Crop Variety Registration
Ministers received a progress report on  the modernization of Canada’s variety registration system and industry  engagement results. Federal officials will proceed with plans to transform the  existing system while preserving the current benefits, quality assurance and  Canada's international reputation as a producer of high quality grains, oilseeds  and field crops.

Grain Transportation
The federal  government has taken concrete measures through Bill C-30 to manage the backlog  of grain and help the transportation system respond to future peak demand. This  includes increased supply chain transparency, strengthened contracts between  producers and shippers, and implementation of rail and grain regulations by  August 1st for the start of the crop year. As governments and  industry drive to improve productivity and yields, a strong and expanding logistics  system is essential for Canadian producers and shippers to remain competitive  in domestic, continental and offshore markets.
International Strategy and Trade
With almost half of Canada’s total  agricultural production destined for export, the sector’s growth potential lies  in its ability to expand markets abroad, making this a key priority for both  industry and governments. In 2013, the Canadian agri-food and seafood industry  exported a record $50.4 billion. Ministers continue to support efforts to stimulate  innovation and cultivate a competitive advantage that complements governments’  pro-trade market development initiatives, recognizing the importance of supply  management. Ministers remain supportive of an ambitious international agenda  including trade negotiations, market access and market development activities,  and of ongoing collaboration to maximize the impact of international efforts. The  Canadian wine industry presented an overview of their sector, which stressed  the importance of this agricultural growth area, for both domestic and export  trade markets.

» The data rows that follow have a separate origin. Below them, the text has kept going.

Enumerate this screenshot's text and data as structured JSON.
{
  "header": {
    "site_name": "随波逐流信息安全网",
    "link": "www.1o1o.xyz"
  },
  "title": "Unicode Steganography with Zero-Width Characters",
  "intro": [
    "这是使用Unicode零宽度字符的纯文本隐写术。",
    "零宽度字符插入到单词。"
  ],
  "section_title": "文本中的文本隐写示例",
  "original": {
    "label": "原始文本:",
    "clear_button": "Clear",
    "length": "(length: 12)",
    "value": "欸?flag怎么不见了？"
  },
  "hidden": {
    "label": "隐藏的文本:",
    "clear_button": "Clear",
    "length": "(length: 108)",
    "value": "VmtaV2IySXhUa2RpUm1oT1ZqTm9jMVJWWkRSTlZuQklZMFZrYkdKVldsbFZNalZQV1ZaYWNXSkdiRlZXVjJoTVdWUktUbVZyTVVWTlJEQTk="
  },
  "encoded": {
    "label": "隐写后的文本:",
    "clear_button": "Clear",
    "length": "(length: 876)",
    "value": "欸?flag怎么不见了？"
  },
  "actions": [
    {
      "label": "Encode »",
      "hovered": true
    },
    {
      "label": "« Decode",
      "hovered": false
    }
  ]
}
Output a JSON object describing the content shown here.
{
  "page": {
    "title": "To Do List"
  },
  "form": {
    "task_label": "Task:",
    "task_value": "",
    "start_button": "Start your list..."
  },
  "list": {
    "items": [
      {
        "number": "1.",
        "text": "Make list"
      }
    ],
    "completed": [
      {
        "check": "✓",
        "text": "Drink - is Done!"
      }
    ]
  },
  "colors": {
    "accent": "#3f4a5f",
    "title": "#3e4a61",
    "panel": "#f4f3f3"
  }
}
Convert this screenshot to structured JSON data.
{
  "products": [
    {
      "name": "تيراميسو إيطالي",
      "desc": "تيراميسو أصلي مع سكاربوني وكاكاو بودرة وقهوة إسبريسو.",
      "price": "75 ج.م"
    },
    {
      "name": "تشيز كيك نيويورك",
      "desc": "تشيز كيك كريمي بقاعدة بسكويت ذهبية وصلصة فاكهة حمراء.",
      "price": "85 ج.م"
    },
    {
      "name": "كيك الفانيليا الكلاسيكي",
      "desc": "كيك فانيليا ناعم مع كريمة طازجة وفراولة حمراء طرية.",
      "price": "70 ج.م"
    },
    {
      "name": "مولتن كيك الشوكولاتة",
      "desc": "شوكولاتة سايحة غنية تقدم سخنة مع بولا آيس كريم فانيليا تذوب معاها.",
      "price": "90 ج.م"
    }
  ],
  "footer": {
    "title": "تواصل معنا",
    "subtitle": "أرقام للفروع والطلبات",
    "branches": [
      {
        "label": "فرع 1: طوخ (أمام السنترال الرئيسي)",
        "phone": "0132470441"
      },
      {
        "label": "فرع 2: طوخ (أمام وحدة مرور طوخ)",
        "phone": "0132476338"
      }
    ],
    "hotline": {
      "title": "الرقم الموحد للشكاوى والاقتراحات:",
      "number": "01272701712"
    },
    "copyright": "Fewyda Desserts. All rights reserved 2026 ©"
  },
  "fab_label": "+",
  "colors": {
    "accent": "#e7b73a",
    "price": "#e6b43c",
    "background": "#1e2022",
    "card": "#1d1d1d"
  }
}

Business Risk Management (BRM)
Just as the vibrant Canadian  agricultural sector continues to transform and grow, so too does the risk  landscape. In order to mitigate the economic costs of adverse events,  Governments significantly bolstered insurance programs under Growing Forward 2 (GF2) to serve as a producer’s first line of defense. This includes  enhancements to crop insurance, as well as the new Western Livestock Price  Insurance Program. In addition, GF2 includes  an extensive suite of Business Risk Management (BRM) programs to help producers  cope with severe market volatility and natural disasters. FPT governments will  continue to monitor and evaluate BRM programs, and engage industry to ensure they  are meeting producers’ needs, and to inform the next policy framework.

Emergency Management
Ministers endorsed proactive work on an  approach to mitigate risks, focusing on all components of emergency management:  prevention, preparedness, response, and recovery. Part of this work will  complement FPT governments focus on better collaboration between governments,  academia and industry in exploring avenues to prevent animal and plant health  risks which pose a threat to the sustainable and economic well-being of the  sector. Ministers also noted the significant work undertaken with industry  towards the development of a Livestock Market Interruption Strategy, and  recommitted their support to this project to ensure its completion in 2015.

Key  Issues
Ministers committed to continue work with the bee and  crops industries towards sustaining a healthy bee population. With  respect to the issue of Porcine Epidemic Diarrhea Virus, Ministers acknowledged  the importance of collaborative efforts used to contain the virus, and encouraged  continued emphasis on the implementation of bio-security measures across the  value chain to further protect the pork industry. In addition, Ministers  discussed the importance of integrated water management practices for sustained  growth and risk mitigation.